Abgesehen davon, dass ich solches Tun als absolut sinnlos und vor allem vorsintflutlich erlebe, plädiere ich dafür, dass die Teilnehmer vollumfänglich für allfällige gesundheitlichen Folgen aufkommen müssten. Es kann ja nicht sein, dass wir BürgerInnen, welche sich um eine einigermassen vernünftige und damit gesunde Lebeshaltung bemühen, auch noch via Kranken- resp. Unfallkassen für die Folgekosten solcher "Spiele" aufkommen müssen.
Als Arztgehilfin weiss ich, dass das schnell ins Geld gehen kann. Falls nämlich später einem dieser "Herren" die Eitelkeit in die Quere kommt, wird garantiert nach dem plastischen Chirurgen gerufen und dann landen wir schnell mit Gesamtkosten im vierstelligen Bereich. Aber eben: auf wessen Buckel?
Brigitte Wenger Sahin, Basel
"Es gibt wichtigere Rituale"
Offensichtlich gehört es immer noch zum "heterosexuellen" Imponiergehabe, dass sich Männer untereinander schlagen, während Küsse als "widernatürlich" gelten. Selbstverständlich ist es auch strafbar, wenn Männer und Frauen sich gegenseitig solche "ehrenhaften" Wunden zufügen. Ich denke, es gibt wichtigere Rituale - gerade für Studierende -, um eine Rangordnung zu etablieren.
Peter Thommen, Schwulenaktivist, Basel
"Diese alten Zöpfe gehören abgeschnitten"
Dass Dummheit nicht vor Intelligenz halt macht, beweisen die "schlagenden Studentenverbindungen". Mir persönlich kann es egal sein, wenn sich Spätpubertierende in Mensuren Mutproben hingeben - das gehört bei vielen Jugendlichen zum Erwachsenwerden dazu. "Jack Ass" lässt grüssen.

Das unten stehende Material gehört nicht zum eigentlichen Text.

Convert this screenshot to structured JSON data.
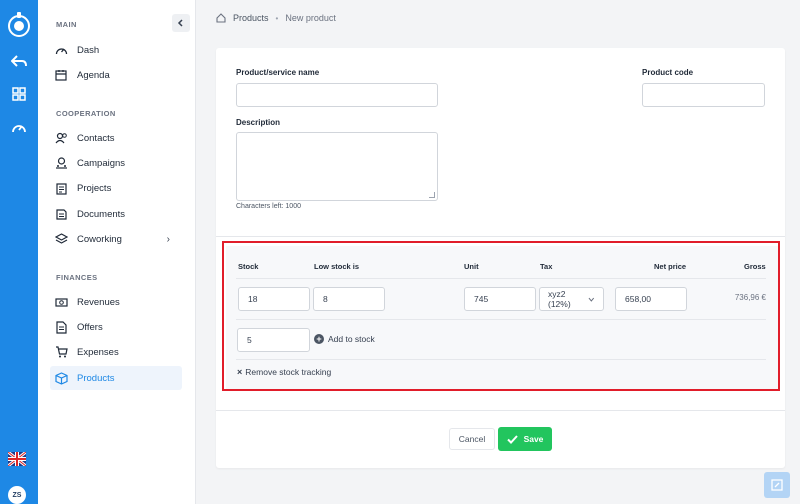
{
  "sidebar": {
    "sections": {
      "main": "MAIN",
      "cooperation": "COOPERATION",
      "finances": "FINANCES"
    },
    "items": [
      {
        "label": "Dash",
        "icon": "gauge-icon"
      },
      {
        "label": "Agenda",
        "icon": "calendar-icon"
      },
      {
        "label": "Contacts",
        "icon": "contacts-icon"
      },
      {
        "label": "Campaigns",
        "icon": "campaigns-icon"
      },
      {
        "label": "Projects",
        "icon": "clipboard-icon"
      },
      {
        "label": "Documents",
        "icon": "documents-icon"
      },
      {
        "label": "Coworking",
        "icon": "layers-icon"
      },
      {
        "label": "Revenues",
        "icon": "revenues-icon"
      },
      {
        "label": "Offers",
        "icon": "offers-icon"
      },
      {
        "label": "Expenses",
        "icon": "cart-icon"
      },
      {
        "label": "Products",
        "icon": "box-icon",
        "active": true
      }
    ]
  },
  "rail": {
    "avatar": "ZS"
  },
  "breadcrumb": {
    "parent": "Products",
    "current": "New product"
  },
  "form": {
    "name_label": "Product/service name",
    "name_value": "",
    "code_label": "Product code",
    "code_value": "",
    "description_label": "Description",
    "chars_left": "Characters left: 1000"
  },
  "stock": {
    "headers": {
      "stock": "Stock",
      "low_stock": "Low stock is",
      "unit": "Unit",
      "tax": "Tax",
      "net_price": "Net price",
      "gross": "Gross"
    },
    "row": {
      "stock": "18",
      "low_stock": "8",
      "unit": "745",
      "tax": "xyz2 (12%)",
      "net_price": "658,00",
      "gross": "736,96 €"
    },
    "add_value": "5",
    "add_label": "Add to stock",
    "remove_label": "Remove stock tracking"
  },
  "footer": {
    "cancel": "Cancel",
    "save": "Save"
  },
  "colors": {
    "primary": "#1e88e5",
    "success": "#22c55e",
    "highlight": "#e11d2a"
  }
}
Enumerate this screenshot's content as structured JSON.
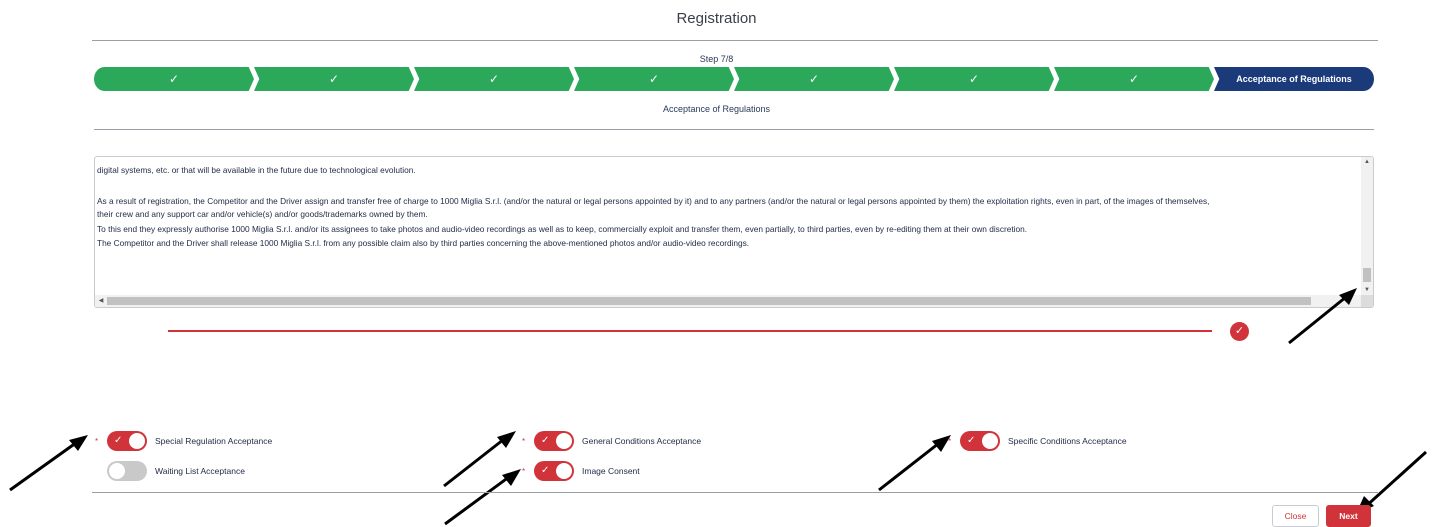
{
  "header": {
    "title": "Registration"
  },
  "steps": {
    "label": "Step 7/8",
    "subtitle": "Acceptance of Regulations",
    "completed_icon": "check-icon",
    "items": [
      {
        "label": "✓",
        "state": "completed"
      },
      {
        "label": "✓",
        "state": "completed"
      },
      {
        "label": "✓",
        "state": "completed"
      },
      {
        "label": "✓",
        "state": "completed"
      },
      {
        "label": "✓",
        "state": "completed"
      },
      {
        "label": "✓",
        "state": "completed"
      },
      {
        "label": "✓",
        "state": "completed"
      },
      {
        "label": "Acceptance of Regulations",
        "state": "active"
      }
    ],
    "colors": {
      "completed": "#2ba85a",
      "active": "#1b3a7a"
    }
  },
  "regulations": {
    "lines": [
      "digital systems, etc. or that will be available in the future due to technological evolution.",
      "As a result of registration, the Competitor and the Driver assign and transfer free of charge to 1000 Miglia S.r.l. (and/or the natural or legal persons appointed by it) and to any partners (and/or the natural or legal persons appointed by them) the exploitation rights, even in part, of the images of themselves,",
      "their crew and any support car and/or vehicle(s) and/or goods/trademarks owned by them.",
      "To this end they expressly authorise 1000 Miglia S.r.l. and/or its assignees to take photos and audio-video recordings as well as to keep, commercially exploit and transfer them, even partially, to third parties, even by re-editing them at their own discretion.",
      "The Competitor and the Driver shall release 1000 Miglia S.r.l. from any possible claim also by third parties concerning the above-mentioned photos and/or audio-video recordings."
    ]
  },
  "progress": {
    "value": 1.0,
    "color": "#d0343a",
    "icon": "check-circle-icon"
  },
  "acceptances": {
    "special_regulation": {
      "label": "Special Regulation Acceptance",
      "required": "*",
      "checked": true
    },
    "waiting_list": {
      "label": "Waiting List Acceptance",
      "required": "",
      "checked": false
    },
    "general_conditions": {
      "label": "General Conditions Acceptance",
      "required": "*",
      "checked": true
    },
    "image_consent": {
      "label": "Image Consent",
      "required": "*",
      "checked": true
    },
    "specific_conditions": {
      "label": "Specific Conditions Acceptance",
      "required": "*",
      "checked": true
    }
  },
  "footer": {
    "close_label": "Close",
    "next_label": "Next"
  },
  "colors": {
    "accent": "#d0343a",
    "arrow": "#000000"
  }
}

Was mehr stört, ist die patriarchale Gewaltverherrlichung und der gestrige Ehre-Ritus dieser Burschenschaft, der dem Geist des letzten Jahrtausends entspricht. Mit der Devise "Vaterland, Freundschaft, Fortschritt" und der nationalistischen Tradition wird in organisierten Biergelagen einem längst vergangenen Standesdünkel nachgehangen.
Wenn wir Gewalt und Ehrenhändel bei Ausländern ablehnen, sollten wir gefälligst auch vor der eigenen Haustür den Besen in die Hand nehmen und diese alten Zöpfe endlich abschneiden. Darum haben solche peinlichen und unwürdigen Zurschaustellungen an offiziellen Anlässen nicht stattzufinden. Oder beehrt die Regierung etwa auch Hooligan-Treffs?
Daniel Kobell, Basel
"Hauptsache man kommt in der Presse"
Gratuliere! Zum Glück für Euch habt Ihr offensichtlich keine anderen Sorgen. Was kommt als nächstes? Kaugummiflecken am Boden (Touristen bleiben aus!) in der Innenstadt oder zu viele Velo mit rostigen Ketten auf der Strasse (Verunreinigungs-Gefahr des Grundwassers). Es gibt noch viele Themen. Man muss nur zu viel Zeit haben, dann kommen Ideen, dass es "chlöpft"! Hauptsache man kommt in der Presse. Gibt es wirklich keine anderen Probleme?